Published on Nov 15, 2015
Bigtable is a distributed storage system for managing structured data that is designed to scale to a very large size: petabytes of data across thousands of commodity servers. Many projects at Google store data in Bigtable, including web indexing, Google Earth, and Google Finance.
These applications place very different demands on Bigtable, both in terms of data size (from URLs to web pages to satellite imagery) and latency requirements (from backend bulk processing to real-time data serving). Despite these varied demands, Bigtable has successfully provided a flexible, high-performance solution for all of these Google products. This describes the simple data model provided by Bigtable, which gives clients dynamic control over data layout and format, and also describe the design and implementation of Bigtable.
Over the last two and a half years Google designed, implemented, and deployed a distributed storage system for managing structured data called Bigtable. Bigtable is designed to reliably scale to petabytes of data and thousands of machines. Bigtable has achieved several goals: wide applicability, scalability, high performance, and high availability.
Bigtable is used by more than sixty Google products and projects, including Google Analytics, Google Finance, Orkut, Personalized Search and Google Earth. These products use Bigtable for a variety of demanding workloads, which range from throughput-oriented batch-processing jobs to latency-sensitive serving of data to end users. The Bigtable clusters used by these products span a wide range of configurations, from a handful to thousands of servers, and store up to several hundred terabytes of data.

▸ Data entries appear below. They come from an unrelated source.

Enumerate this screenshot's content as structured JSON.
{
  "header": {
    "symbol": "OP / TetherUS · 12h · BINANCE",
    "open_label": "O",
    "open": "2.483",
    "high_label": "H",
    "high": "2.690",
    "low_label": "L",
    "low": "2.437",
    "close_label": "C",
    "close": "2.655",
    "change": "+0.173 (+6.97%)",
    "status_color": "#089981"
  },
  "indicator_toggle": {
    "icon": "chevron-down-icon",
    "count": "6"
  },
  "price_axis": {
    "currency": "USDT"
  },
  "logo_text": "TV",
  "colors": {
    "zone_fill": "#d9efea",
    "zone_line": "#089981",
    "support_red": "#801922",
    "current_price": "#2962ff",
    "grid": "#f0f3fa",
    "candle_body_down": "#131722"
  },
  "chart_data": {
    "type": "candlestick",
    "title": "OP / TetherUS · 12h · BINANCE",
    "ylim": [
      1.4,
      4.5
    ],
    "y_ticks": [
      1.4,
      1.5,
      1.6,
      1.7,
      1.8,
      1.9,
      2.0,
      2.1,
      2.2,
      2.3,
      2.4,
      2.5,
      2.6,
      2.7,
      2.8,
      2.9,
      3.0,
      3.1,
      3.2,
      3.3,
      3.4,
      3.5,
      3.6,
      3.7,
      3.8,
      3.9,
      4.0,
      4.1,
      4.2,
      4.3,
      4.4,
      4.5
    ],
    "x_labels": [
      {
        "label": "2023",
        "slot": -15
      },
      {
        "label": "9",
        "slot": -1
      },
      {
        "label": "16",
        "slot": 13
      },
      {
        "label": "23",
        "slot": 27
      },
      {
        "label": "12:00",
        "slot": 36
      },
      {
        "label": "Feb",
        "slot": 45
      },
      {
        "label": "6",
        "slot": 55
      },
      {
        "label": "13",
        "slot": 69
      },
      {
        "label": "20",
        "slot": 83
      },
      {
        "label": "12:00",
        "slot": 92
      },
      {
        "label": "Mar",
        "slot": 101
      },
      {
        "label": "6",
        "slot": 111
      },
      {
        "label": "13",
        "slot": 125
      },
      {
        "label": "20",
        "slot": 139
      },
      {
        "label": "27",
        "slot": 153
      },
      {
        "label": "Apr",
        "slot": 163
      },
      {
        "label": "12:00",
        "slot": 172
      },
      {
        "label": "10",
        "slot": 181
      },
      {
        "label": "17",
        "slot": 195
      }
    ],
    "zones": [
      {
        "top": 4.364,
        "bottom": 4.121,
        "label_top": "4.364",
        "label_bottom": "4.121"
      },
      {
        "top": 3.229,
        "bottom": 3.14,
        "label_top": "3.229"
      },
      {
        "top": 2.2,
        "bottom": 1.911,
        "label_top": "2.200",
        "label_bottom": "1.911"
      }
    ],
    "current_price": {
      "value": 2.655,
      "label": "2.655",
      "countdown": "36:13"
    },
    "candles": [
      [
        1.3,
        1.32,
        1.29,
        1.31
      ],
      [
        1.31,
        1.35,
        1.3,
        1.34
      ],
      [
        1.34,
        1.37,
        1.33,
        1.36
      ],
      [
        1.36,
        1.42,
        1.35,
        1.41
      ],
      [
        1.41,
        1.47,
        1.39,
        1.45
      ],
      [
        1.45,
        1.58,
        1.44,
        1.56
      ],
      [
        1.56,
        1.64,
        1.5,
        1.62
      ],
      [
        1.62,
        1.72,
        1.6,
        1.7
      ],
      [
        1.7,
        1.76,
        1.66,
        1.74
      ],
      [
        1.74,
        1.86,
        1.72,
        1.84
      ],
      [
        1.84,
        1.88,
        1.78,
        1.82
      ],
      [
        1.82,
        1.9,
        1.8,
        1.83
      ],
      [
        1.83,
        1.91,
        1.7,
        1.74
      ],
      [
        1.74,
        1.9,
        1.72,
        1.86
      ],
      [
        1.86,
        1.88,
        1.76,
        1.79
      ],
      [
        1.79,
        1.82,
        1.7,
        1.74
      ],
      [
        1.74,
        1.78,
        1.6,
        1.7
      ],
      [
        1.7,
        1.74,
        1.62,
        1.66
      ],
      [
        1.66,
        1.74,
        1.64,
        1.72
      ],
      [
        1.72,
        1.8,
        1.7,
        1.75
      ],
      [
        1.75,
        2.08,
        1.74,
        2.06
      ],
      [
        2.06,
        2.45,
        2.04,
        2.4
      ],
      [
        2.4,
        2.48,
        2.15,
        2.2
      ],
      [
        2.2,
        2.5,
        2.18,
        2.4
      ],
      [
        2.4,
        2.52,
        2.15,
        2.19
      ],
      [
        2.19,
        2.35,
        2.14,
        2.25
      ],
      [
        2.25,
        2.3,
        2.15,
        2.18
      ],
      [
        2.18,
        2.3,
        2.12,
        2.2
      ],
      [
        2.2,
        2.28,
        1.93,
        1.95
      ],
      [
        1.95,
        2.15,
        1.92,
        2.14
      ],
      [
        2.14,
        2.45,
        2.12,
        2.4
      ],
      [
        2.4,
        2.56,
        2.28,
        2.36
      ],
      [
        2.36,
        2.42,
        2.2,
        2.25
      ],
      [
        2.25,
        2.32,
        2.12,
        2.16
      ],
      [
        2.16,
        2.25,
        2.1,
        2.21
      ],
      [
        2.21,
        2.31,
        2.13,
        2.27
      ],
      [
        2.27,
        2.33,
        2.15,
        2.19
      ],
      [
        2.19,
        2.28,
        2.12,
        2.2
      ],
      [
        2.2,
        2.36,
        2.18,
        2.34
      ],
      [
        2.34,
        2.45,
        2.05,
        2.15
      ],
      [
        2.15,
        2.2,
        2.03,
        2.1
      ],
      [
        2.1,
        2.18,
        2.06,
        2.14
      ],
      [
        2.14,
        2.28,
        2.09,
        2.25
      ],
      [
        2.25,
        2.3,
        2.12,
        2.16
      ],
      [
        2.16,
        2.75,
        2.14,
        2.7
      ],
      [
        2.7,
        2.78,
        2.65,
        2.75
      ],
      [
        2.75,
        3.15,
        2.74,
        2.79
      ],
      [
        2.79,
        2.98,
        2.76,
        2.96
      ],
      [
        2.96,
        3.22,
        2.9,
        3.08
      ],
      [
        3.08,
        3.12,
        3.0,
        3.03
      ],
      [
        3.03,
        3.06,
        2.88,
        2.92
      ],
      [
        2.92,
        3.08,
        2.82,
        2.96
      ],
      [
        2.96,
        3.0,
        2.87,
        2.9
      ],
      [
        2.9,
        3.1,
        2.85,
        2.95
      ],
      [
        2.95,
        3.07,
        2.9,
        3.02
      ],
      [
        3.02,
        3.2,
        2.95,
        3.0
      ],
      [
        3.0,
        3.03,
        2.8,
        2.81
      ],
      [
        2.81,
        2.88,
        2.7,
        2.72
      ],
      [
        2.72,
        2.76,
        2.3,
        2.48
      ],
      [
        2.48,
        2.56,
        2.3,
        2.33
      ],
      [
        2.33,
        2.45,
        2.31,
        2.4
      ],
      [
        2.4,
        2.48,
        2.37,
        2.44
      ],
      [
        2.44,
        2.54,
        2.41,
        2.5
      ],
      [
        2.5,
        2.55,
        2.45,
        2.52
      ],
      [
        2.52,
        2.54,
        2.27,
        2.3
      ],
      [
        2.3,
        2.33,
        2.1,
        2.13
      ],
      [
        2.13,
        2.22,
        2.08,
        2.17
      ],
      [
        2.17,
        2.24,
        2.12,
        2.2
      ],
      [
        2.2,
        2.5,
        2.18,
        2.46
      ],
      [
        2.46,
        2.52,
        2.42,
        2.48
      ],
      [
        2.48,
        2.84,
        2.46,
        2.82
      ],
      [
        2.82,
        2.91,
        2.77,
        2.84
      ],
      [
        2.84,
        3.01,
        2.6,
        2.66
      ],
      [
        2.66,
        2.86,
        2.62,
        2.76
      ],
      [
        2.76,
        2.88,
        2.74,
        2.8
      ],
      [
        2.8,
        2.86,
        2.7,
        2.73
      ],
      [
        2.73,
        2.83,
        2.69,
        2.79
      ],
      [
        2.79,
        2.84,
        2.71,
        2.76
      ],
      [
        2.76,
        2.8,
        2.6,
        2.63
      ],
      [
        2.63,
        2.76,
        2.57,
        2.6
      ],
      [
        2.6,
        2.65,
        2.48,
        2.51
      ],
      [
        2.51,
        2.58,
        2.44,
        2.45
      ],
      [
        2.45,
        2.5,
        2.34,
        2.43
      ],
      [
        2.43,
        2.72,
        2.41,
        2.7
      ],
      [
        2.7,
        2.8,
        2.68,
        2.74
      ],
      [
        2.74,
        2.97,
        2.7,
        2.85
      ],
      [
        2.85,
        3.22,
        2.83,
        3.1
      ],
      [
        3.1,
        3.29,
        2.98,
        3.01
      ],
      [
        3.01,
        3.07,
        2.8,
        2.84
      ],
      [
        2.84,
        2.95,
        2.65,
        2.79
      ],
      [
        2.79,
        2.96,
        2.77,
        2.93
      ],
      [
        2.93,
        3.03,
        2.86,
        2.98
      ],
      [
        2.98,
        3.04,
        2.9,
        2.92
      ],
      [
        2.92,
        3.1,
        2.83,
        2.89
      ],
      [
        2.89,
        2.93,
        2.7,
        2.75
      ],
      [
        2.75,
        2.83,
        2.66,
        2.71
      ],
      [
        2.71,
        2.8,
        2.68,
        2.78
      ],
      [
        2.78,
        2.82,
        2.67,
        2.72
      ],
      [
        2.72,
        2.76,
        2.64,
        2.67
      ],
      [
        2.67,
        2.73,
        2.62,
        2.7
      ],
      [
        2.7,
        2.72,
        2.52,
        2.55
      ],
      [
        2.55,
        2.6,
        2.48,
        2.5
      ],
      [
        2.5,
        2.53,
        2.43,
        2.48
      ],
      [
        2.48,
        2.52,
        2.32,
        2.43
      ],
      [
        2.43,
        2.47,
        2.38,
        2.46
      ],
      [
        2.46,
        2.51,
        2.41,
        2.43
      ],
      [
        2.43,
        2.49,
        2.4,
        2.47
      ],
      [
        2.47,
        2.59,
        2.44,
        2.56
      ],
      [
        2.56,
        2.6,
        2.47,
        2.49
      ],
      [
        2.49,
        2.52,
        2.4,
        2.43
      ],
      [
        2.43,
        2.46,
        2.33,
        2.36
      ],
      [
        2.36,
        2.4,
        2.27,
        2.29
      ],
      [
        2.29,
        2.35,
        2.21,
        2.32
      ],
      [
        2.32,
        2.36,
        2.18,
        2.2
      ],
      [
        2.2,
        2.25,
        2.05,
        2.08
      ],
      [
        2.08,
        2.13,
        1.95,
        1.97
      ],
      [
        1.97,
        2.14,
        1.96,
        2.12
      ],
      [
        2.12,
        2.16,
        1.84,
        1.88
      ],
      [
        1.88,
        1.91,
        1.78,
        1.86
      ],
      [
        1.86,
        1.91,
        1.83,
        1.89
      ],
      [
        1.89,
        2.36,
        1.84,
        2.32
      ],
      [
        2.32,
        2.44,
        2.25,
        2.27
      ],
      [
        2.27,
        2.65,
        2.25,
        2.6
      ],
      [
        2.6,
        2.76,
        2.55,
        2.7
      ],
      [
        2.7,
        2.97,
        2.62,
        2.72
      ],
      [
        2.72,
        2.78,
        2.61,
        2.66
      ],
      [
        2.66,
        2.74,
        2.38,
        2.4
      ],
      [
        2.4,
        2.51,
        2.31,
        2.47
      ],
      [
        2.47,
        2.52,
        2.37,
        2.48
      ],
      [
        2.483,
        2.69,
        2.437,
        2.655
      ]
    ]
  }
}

The Bigtable API provides functions for creating and deleting tables and column families. It also provides functions for changing cluster, table, and column family metadata, such as access control rights. Client applications can write or delete values in Bigtable, look up values from individual rows, or iterate over a subset of the data in a table. Figure 2 shows C++ code that uses a RowMutation abstraction to perform a series of updates. (Irrelevant details were elided to keep the example short.) The call to Apply performs an atomic mutation to the Webtable: it adds one anchor to www.cnn.com and deletes a different anchor.
Figure 3 shows C++ code that uses a Scanner abstraction to iterate over all anchors in a particular row. Clients can iterate over multiple column families, and there are several mechanisms for limiting the rows, columns, and timestamps produced by a scan. For example, we could restrict the scan above to only produce anchors whose columns match the regular expression anchor:*.cnn.com, or to only produce anchors whose timestamps fall within ten days of the current time. Bigtable supports several other features that allow the user to manipulate data in more complex ways. First, Bigtable supports single-row transactions, which can be used to perform atomic read-modify-write sequences on data stored under a single row key. Bigtable does not currently support general transactions
(GFS) to store log and data files. A Bigtable cluster typically operates in a shared pool of machines that run a wide variety of other distributed applications, and Bigtable processes often share the same machines with processes from other applications. Bigtable depends on a cluster management system for scheduling jobs, managing resources on shared machines, dealing with machine failures, and monitoring machine status.
The Google SSTable file format is used internally to store Bigtable data. An SSTable provides a persistent, ordered immutable map from keys to values, where both keys and values are arbitrary byte strings. Operations are provided to look up the value associated with a specified key, and to iterate over all key/value pairs in a specified key range. Internally, each SSTable contains a sequence of blocks (typically each block is 64KB in size, but this is configurable).
A block index (stored at the end of the SSTable) is used to locate blocks; the index is loaded into memory when the SSTable is opened. A lookup can be performed with a single disk seek: we first find the appropriate block by performing a binary search in the in-memory index, and then reading the appropriate block from disk. Optionally, an SSTable can be completely mapped into memory, which allows us to perform lookups and scans without touching disk.
Bigtable relies on a highly-available and persistent distributed lock service called Chubby. A Chubby service consists of five active replicas, one of which is elected to be the master and actively serve requests. The service is live when a majority of the replicas are running and can communicate with each other.
Chubby uses the Paxos algorithm to keep its replicas consistent in the face of failure. Chubby provides a namespace that consists of directories and small files. Each directory or file can be used as a lock, and reads and writes to a file are atomic. The Chubby client library provides consistent caching of Chubby files. Each Chubby client maintains a session with a Chubby service. A client’s session expires if it is unable to renew its session lease within the lease expiration time. When a client’s session expires, it loses any locks and open handles. Chubby clients can also register callbacks on Chubby files and directories for notification of changes or session expiration.